From top to bottom, on the left side of the diagram, the yellow pieces on the back row are one Colonel, one Captain, two Lieutenants, one Captain, and one General. The pieces in the two rows forward are all Men.

Some accounts of the rules interchange the locations of the Blue Colonel and General to make the layout symmetrical.

The position shown for the Red pieces is arbitrary, as the Red player may arrange his pieces in any fashion of his choosing.

According to one account, the Yellow pieces represent the Prussian forces, and the Blue pieces represent the German forces. I would have thought it was the other way around, since Prussian Blue is well known.

The rules describe the moves of these pieces as follows:

However, there is an important issue with these moves, at least in some accounts of these rules. According to those accounts, yellow pieces can only move to black squares, and blue pieces can only move to white squares.

As well, according to those accounts, when a red piece leaves the garrison of Paris, it cannot change the color of square that it is on by any move, although it can exit the garrison to either color of square. As well, only six pieces of the Red team may ever be outside the Garrison at any one time, and no more than three of them may be on either color of square.

To reconcile these rules with the descriptions of the moves of the men, I think the only thing that can be done is to presume that an orthogonal move of one step is actually a move of two squares, so that in this game it is the orthogonal steps, rather than the diagonal steps, that are longer.

Within the Garrison, all pieces move from one circular space to the next one step along the lines that connect the spaces.

They can also move along the lines that link the Garrison to four squares on the main board, and from those squares, pieces may also enter the Garrison by moving along these lines.

Only the Red pieces may capture; capture is by displacement, as in Chess; and they may only capture pieces of either besieging player when outside the Garrison and on the regular board.

The pieces of the two besieging teams may only move forwards; to the right on the diagram for the Yellow pieces, and to the left on the diagram for the Blue pieces. Some accounts of the rules only place this restriction on the Men. When that is not the case, I believe sideways movement is still also allowed.

The besieging players can win in one of two ways: by placing at least one officer and three Men in the Garrison, or by obstructing the Red pieces so that they cannot move on the Red player's turn.

The Garrison player can win by capturing at least six officers and twenty-four Men from the two besieging players combined.

The order of turns is Yellow, Red, Blue, Red, continuously repeating, so the Red player has twice as many turns as either of the besieging players.

Although the besieging player cannot capture, if a besieging piece is situated so that, if it could capture, it would recapture the capturing piece if another man was captured, that other man may not be captured.
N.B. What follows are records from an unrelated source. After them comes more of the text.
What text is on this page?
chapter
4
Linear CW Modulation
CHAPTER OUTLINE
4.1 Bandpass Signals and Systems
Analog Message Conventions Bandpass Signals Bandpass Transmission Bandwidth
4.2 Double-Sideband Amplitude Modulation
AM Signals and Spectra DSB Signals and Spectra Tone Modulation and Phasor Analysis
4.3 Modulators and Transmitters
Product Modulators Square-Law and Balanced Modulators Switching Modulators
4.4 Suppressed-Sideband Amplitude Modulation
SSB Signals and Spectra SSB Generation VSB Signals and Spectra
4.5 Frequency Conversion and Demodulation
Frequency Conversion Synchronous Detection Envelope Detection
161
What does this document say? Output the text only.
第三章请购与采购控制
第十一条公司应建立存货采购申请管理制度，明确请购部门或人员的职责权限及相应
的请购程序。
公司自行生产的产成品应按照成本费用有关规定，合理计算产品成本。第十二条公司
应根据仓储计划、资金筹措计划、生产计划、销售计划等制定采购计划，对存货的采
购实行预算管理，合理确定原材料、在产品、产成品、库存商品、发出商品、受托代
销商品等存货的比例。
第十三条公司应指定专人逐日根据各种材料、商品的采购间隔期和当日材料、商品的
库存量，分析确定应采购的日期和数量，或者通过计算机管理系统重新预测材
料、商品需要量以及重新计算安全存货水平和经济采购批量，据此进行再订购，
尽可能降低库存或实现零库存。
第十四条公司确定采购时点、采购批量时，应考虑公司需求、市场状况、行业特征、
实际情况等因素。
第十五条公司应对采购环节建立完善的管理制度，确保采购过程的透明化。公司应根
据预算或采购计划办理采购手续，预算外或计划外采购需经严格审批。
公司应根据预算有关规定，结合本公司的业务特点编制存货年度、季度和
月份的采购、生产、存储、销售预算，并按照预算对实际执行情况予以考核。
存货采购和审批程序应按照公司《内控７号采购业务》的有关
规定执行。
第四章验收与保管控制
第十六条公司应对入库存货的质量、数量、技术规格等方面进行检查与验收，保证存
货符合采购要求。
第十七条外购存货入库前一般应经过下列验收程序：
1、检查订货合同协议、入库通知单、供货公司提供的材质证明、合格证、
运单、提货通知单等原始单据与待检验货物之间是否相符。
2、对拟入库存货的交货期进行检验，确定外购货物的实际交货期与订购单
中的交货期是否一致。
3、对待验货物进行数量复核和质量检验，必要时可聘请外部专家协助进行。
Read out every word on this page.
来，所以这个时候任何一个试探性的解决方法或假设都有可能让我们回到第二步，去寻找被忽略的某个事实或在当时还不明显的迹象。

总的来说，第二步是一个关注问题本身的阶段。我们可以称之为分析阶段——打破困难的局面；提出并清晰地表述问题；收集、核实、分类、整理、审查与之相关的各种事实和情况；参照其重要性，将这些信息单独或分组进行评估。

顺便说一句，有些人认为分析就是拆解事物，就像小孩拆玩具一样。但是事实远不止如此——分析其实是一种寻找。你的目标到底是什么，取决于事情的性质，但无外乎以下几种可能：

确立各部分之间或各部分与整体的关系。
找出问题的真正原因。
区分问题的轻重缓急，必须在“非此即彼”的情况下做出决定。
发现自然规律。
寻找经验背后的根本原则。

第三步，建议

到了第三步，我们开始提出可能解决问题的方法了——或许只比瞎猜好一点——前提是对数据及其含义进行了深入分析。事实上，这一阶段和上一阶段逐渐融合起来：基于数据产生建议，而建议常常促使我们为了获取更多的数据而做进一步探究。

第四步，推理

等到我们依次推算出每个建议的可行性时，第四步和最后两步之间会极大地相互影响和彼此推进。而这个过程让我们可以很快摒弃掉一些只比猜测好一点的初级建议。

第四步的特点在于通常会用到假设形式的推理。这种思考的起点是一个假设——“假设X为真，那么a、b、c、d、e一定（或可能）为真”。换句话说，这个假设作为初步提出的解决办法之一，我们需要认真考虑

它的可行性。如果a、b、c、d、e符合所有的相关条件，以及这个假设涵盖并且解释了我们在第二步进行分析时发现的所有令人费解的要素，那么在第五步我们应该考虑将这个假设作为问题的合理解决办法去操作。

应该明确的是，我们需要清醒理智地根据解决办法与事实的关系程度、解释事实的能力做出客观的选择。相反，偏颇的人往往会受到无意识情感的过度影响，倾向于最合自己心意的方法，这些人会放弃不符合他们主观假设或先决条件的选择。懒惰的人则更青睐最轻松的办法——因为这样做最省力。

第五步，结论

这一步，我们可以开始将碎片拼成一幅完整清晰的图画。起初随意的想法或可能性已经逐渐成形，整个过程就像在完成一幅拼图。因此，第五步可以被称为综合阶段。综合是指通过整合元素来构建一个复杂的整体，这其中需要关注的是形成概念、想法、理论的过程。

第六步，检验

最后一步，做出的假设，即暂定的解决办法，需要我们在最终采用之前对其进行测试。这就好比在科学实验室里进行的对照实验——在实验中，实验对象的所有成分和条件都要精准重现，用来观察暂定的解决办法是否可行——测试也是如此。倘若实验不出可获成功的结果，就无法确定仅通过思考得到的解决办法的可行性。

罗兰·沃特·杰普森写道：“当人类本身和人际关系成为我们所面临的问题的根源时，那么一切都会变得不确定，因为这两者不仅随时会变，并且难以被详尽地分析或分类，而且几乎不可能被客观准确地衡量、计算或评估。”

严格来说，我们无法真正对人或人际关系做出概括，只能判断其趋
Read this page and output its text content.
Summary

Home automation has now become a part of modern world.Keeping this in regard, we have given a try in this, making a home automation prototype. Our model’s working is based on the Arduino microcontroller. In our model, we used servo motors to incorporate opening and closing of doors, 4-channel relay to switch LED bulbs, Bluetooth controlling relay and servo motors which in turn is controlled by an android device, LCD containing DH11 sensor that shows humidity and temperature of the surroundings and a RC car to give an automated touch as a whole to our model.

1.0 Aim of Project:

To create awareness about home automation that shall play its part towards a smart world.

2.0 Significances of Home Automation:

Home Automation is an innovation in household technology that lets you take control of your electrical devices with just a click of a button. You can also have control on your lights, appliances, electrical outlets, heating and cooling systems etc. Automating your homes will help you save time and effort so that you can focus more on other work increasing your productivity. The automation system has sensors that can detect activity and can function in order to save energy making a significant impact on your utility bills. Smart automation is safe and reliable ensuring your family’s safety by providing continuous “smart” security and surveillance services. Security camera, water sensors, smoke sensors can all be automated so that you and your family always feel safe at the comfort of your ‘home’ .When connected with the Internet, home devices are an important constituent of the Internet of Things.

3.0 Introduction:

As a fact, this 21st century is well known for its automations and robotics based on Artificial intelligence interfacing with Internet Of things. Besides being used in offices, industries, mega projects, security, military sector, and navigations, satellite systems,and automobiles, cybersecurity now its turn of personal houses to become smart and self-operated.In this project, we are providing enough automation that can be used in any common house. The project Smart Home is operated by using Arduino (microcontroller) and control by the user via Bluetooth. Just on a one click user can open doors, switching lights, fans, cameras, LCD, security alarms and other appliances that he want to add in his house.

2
So although the besieging players cannot capture the Red pieces, they can defend their own pieces.

Some accounts of the rules make capture optional, as in Chess, and others make it compulsory as in Checkers.

Here is a table, giving some of the versions of the rules for this game I've encountered, as a further help to sort out the confusion:

Rule Original Rule Set on Board Game Geek Site The Boardgame Book by R. C. Bell Play the Game by Brian Love The Book of Games by Jack Botermans
Are Generals and Colonels confined to only one color of square? No No Yes No
Is capture compulsory? No Yes* No Yes
Are besieging Generals, Colonels, and Lieutenants allowed to move backwards? No No No No, except for Lieutenants, which may move backwards.
Is the General always on the right, and the Colonel always on the left?

Yes Yes Yes Yes

In the version of the rules in R. C. Bell's book, failing to capture when it is possible to do so, rather than being a strictly illegal move, is only not allowed if the opponent explicitly requests that the capture be made; of course, this request can be made after another move is attempted.

According to the rules in Jack Botemans' book, not only can the Lieutenant move backwards, but so can the Man (called a Soldier in that book). This, of course, is the opposite of the pattern in Chess, where the Pawns are the only pieces that cannot move backwards.